In support of the judgment, it is first contended that relator's showing that he has access to the records of the county is a sufficient compliance with the requirements of the act; that there could be no more "comprehensive" index than that of the county, which is "all-inclusive." This contention cannot be maintained; it would render the requirements of sections 1 and 11, above, meaningless, and set at naught the manifest intention of the Legislature to require an abstracter to have a plant or set of "abstract books" from which he can compile abstracts accurately. The undisputed evidence received on the trial is to the effect that an abstracter cannot safely rely upon the records and indices in the clerk's office for use in his business, for the reason that, under the statutes, the county clerk merely indexes instruments under the names of the parties. Section 4799, Rev. Codes 1921. A break in the chain of title, by name indices, would mislead the investigator into believing that he had reached the end of the chain. Numerous instances in illustration could be given; a few will suffice:
An abstracter is requested to make an abstract of title to a tract of land of which A is the owner of record. A had theretofore transferred to B, who had not recorded his deed but had mortgaged the land to C. Jane Doe is the record owner of a tract of land; she married Richard Roe; and thereafter joins with him in a deed to the property without reference to her maiden name. A is a corporation owning real estate; it changes its name to B, and thereafter transfers the property under the new name. Many such examples of instruments of record affecting title, but which the indices in the clerk's office would not disclose to the abstracter, might be given; change of title by the law of descent, with mortgage of an heir's interest before an estate is closed; the recording of a quitclaim deed by the holder of an unrecorded contract for a deed. Such pitfalls are avoided by the experienced abstracter through the compilation and use of an "abstract book or tract index," which describes every piece of real estate in the county and to which is "charged" every instrument of record in the county in any manner affecting the title to the "tract regardless of who gave the instrument or who is named in the instrument." The indices differ somewhat with different individuals, but the system is universal among abstracters, and it is such records, varying according to the individual ideas on the subject, that are known to the men in the business as "abstract books or other system of indices or records showing in a sufficiently comprehensive form all instruments" affecting the title to each tract of land in a county. This is manifestly the meaning of the terms used by the Legislature.

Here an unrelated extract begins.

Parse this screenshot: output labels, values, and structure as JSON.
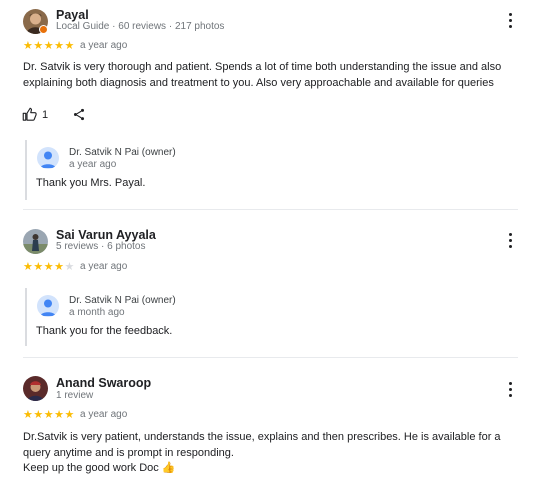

"The meaning of a given term employed in a statute must be measured and controlled by the connection in which it is employed, the evident purpose of the statute, and the subject to which it relates" (Northern Pacific Ry. Co. v. Sanders County, 66 Mont. 608, 609, 214 P. 596), and, if a term has a well-defined meaning in the law, its use, without specific definition, will not render the act inoperative for uncertainty (State ex rel. Lyman v. Stewart, 58 Mont. 1, 190 P. 129).